Someone else had this recently, but I don't recall if it was ever solved.  First, check /etc/make.conf for options that seemed like a good idea at the time, like BATCH.  Second, make sure you have the latest ports tree installed.  Then check that ports-mgmt/dialog4ports is the latest version.

I would suggest switching to ports-mgmt/portmaster instead of portupgrade.


----------



## chavez243ca (Aug 10, 2013)

I was considering whether or not this behaviour coincided with the recent addition of dialog4ports, maybe a deinstall reinstall is worth a try.

I'm very used to portupgrade - is portmaster that much better?


----------



## fonz (Aug 10, 2013)

chavez243ca said:
			
		

> I'm very used to portupgrade - is portmaster that much better?

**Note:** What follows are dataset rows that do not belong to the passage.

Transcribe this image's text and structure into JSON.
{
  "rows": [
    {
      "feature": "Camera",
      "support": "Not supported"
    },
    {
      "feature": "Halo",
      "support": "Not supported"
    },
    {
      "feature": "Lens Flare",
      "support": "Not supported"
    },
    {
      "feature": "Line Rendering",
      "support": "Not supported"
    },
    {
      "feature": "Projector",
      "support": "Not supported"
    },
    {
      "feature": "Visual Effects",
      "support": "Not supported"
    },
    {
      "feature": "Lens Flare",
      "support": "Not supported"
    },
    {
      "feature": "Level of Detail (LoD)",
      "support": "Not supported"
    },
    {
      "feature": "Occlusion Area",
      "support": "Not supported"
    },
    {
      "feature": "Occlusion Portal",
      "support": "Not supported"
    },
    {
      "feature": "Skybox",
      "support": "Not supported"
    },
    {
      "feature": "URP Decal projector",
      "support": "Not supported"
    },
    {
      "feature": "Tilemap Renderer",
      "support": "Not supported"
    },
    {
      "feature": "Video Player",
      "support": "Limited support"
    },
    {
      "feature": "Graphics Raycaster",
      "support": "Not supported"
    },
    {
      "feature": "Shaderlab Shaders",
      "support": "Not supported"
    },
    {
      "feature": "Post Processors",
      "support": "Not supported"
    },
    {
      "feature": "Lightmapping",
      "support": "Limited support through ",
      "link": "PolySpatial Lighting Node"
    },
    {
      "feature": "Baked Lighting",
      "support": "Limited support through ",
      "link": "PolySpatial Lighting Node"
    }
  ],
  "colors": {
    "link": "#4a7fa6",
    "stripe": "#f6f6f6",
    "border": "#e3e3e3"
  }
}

As far as I can tell most people do indeed prefer ports-mgmt/portmaster. And yes, ports-mgmt/dialog4ports is a fairly recent development that might occasionally break something, although in practice the problem usually turns out to be something else. In any case, please make sure your ports tree is up to date (`portsnap fetch update`) and that dialog4ports is up to date too.

But if you've done all that and things still don't work, don't hesitate to ask either here or on the freebsd-ports mailing list.


----------



## wblock@ (Aug 10, 2013)

portmaster is better in the sense that it does not need Ruby or ruby-bdb.


----------